Gelelim bayramlarımızın güzelliklerdine; İslam’ın kutsal saydığı Ramazan ve Kurban bayramları vatandaşlarımızın birbirine olan kırgınlıkları, dargınlıkları hiç olmazsa bir kaç günlüğüne unutup bu iki bayramı mutlu ve huzurlu şekilde barış içerisinde kutlamaktır. Her ferd yaşadığı süre içerisinde birbirini kırmamaya özen göstermesi gerekir ki İslam’ın şartı da budur, ancak bazen bu toplum içerisinde hiç olmayacak, pire için yorganı yakacak insanlar çıkıyor, ne yazık ki. Ama bunlar bu toplumda küçük bir azınlık..
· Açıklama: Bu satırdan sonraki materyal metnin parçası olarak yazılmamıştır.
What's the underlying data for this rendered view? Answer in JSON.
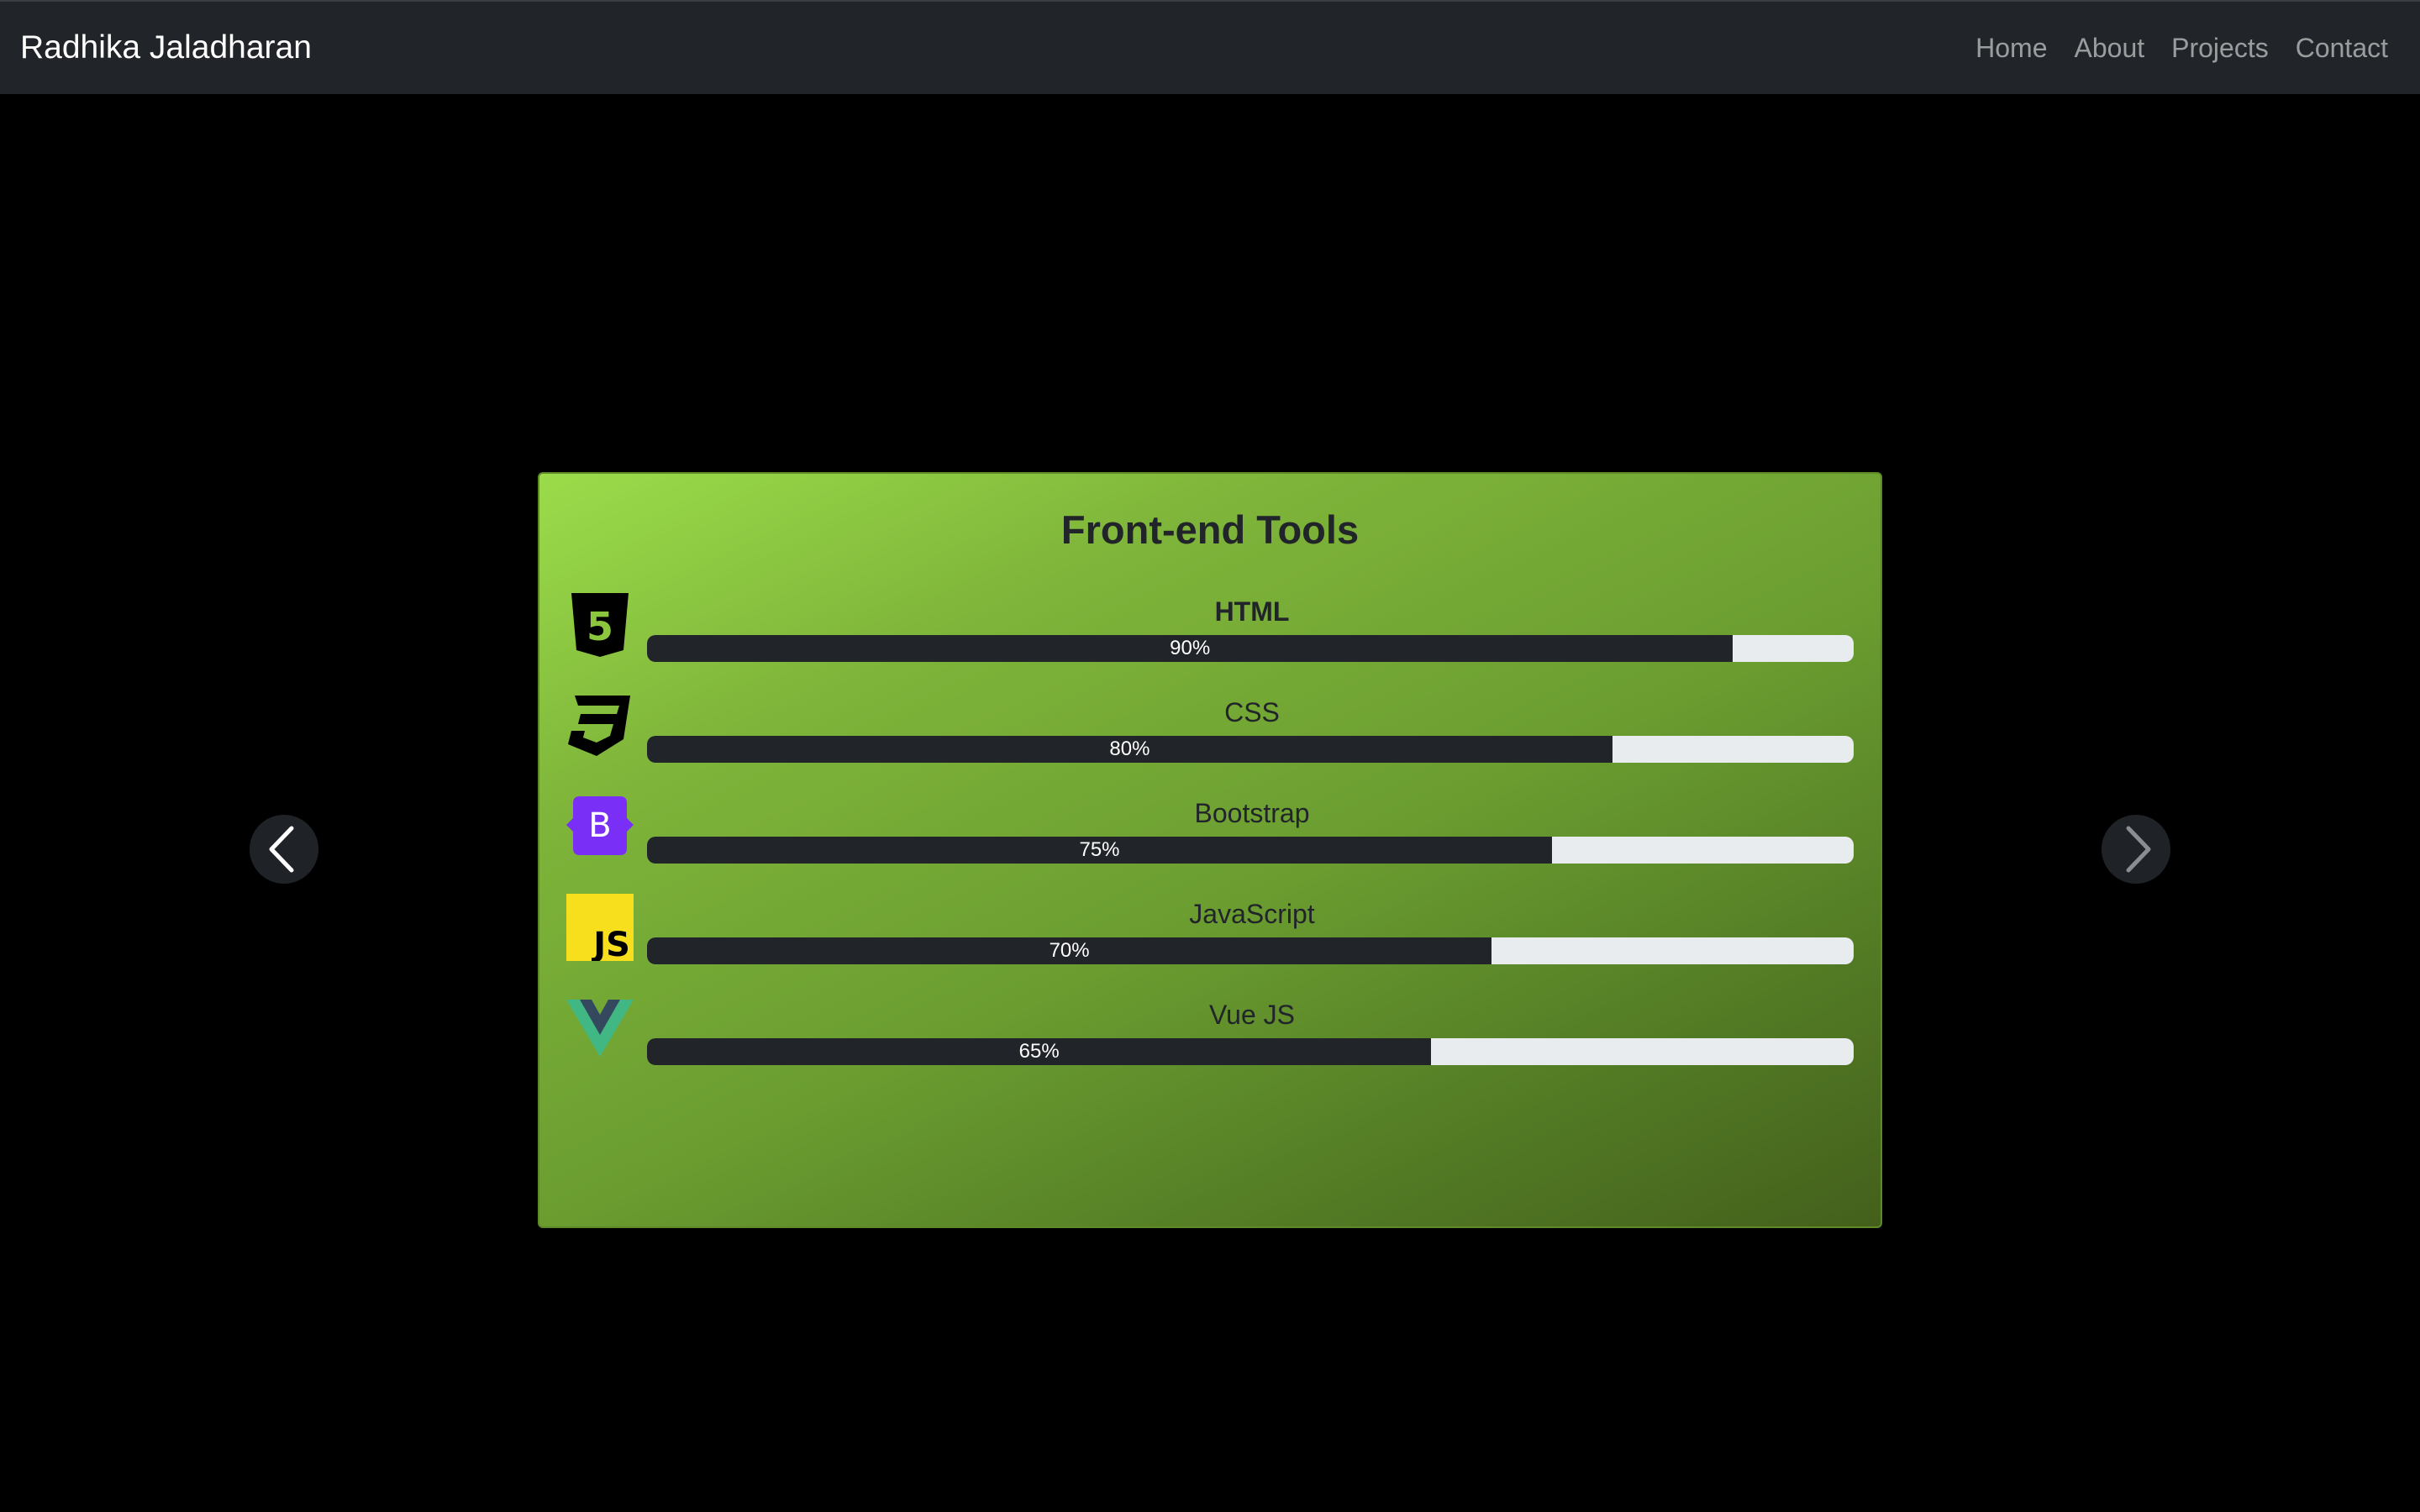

Unutmayın, bir arkadaşınızı, bir dostunuzu veya en yakınınızı, her hangi bir sebepten dolayı da kırdığınız, üzdüğünüz, gücendirdiğiniz insanlara, yaptığınız hatayı anlayıp özür dilemek, yani bayramı da bahane ederek barışın simgesi zeytin dalı sunmak ise bayramlara en yakışanıda budur. Barışı ve dostluğa uzanan el gibidir, her zaman toplumun ortak değeridir zeytin dalı..
Bu şekilde bütün kırgınlıkları da anında bitirivermek..
Anlamsız bir hatayı veya pişmanlığı karşı tarafa özür dilemek manasına gelen zeytin dalı uzatarak küskünlüğü sonlandırmak. Karşı taraf büyükse ellerinden öpmek, küçükse, küçüğün saygısını karşılıksız bırakmamaktır önemli olan. İslam’ın ölçüsü gereği dostluğa yeniden adım atmak, yeniden yakınlaşmaktır.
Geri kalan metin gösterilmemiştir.